UserDefinedPartialOrdering(S)

setorder.spad line 1 [edit on github]

• S : SetCategory

Provides functions to force a partial ordering on any set.

getOrder : () -> Record(low : List(S), high : List(S))

getOrder() returns [[b1, ..., bm], [a1, ..., an]] such that the partial ordering on S was given by setOrder([b1, ..., bm], [a1, ..., an]).

largest : List(S) -> S if S has OrderedSet

largest l returns the largest element of l where the partial ordering induced by setOrder is completed into a total one by the ordering on S.

largest : (List(S), Mapping(Boolean, S, S)) -> S

largest(l, fn) returns the largest element of l where the partial ordering induced by setOrder is completed into a total one by fn.

less? : (S, S, Mapping(Boolean, S, S)) -> Boolean

less?(a, b, fn) compares a and b in the partial ordering induced by setOrder, and returns fn(a, b) if a and b are not comparable in that ordering.

less? : (S, S) -> Union(Boolean, "failed")

less?(a, b) compares a and b in the partial ordering induced by setOrder.

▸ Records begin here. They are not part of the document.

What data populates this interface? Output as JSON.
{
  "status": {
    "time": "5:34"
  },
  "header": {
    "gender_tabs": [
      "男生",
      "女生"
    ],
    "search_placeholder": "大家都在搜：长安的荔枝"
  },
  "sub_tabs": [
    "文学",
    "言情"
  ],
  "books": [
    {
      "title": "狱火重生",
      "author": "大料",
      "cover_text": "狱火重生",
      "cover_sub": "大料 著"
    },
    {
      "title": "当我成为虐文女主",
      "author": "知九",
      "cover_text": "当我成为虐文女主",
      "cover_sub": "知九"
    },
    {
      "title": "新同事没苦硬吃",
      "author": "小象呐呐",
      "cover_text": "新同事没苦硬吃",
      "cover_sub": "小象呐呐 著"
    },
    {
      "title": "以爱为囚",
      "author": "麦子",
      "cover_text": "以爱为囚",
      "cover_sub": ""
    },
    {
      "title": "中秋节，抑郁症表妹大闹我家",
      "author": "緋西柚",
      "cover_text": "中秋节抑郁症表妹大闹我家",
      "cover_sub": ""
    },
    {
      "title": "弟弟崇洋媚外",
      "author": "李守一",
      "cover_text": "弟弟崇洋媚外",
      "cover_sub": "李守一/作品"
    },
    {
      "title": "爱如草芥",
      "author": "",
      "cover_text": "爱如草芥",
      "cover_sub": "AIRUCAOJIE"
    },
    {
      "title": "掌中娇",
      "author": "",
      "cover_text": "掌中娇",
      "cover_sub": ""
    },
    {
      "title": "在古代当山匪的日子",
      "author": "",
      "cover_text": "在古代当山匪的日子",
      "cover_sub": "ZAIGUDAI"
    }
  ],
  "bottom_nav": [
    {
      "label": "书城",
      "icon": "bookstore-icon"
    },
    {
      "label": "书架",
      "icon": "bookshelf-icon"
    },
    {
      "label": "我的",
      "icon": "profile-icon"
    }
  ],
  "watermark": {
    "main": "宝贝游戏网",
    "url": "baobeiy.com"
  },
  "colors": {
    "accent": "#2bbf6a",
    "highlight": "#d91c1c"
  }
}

more? : (S, S) -> Boolean if S has OrderedSet

more?(a, b) compares a and b in the partial ordering induced by setOrder, and uses the ordering on S if a and b are not comparable in the partial ordering.

setOrder : List(S) -> Void

setOrder([a1, ..., an]) defines a partial ordering on S given by: (1)a1 < a2 < ... < an. (2)b < aifor i = 1..n and b not among the ai's. (3)undefined on (b, c) if neither is among the ai's.

setOrder : (List(S), List(S)) -> Void

setOrder([b1, ..., bm], [a1, ..., an]) defines a partial ordering on S given by: (1)b1 < b2 < ... < bm < a1 < a2 < ... < an. (2)bj < c < aifor c not among the ai's and bj's. (3)undefined on (c, d) if neither is among the ai's, bj's.

userOrdered? : () -> Boolean

userOrdered?() tests if the partial ordering induced by setOrder is not empty.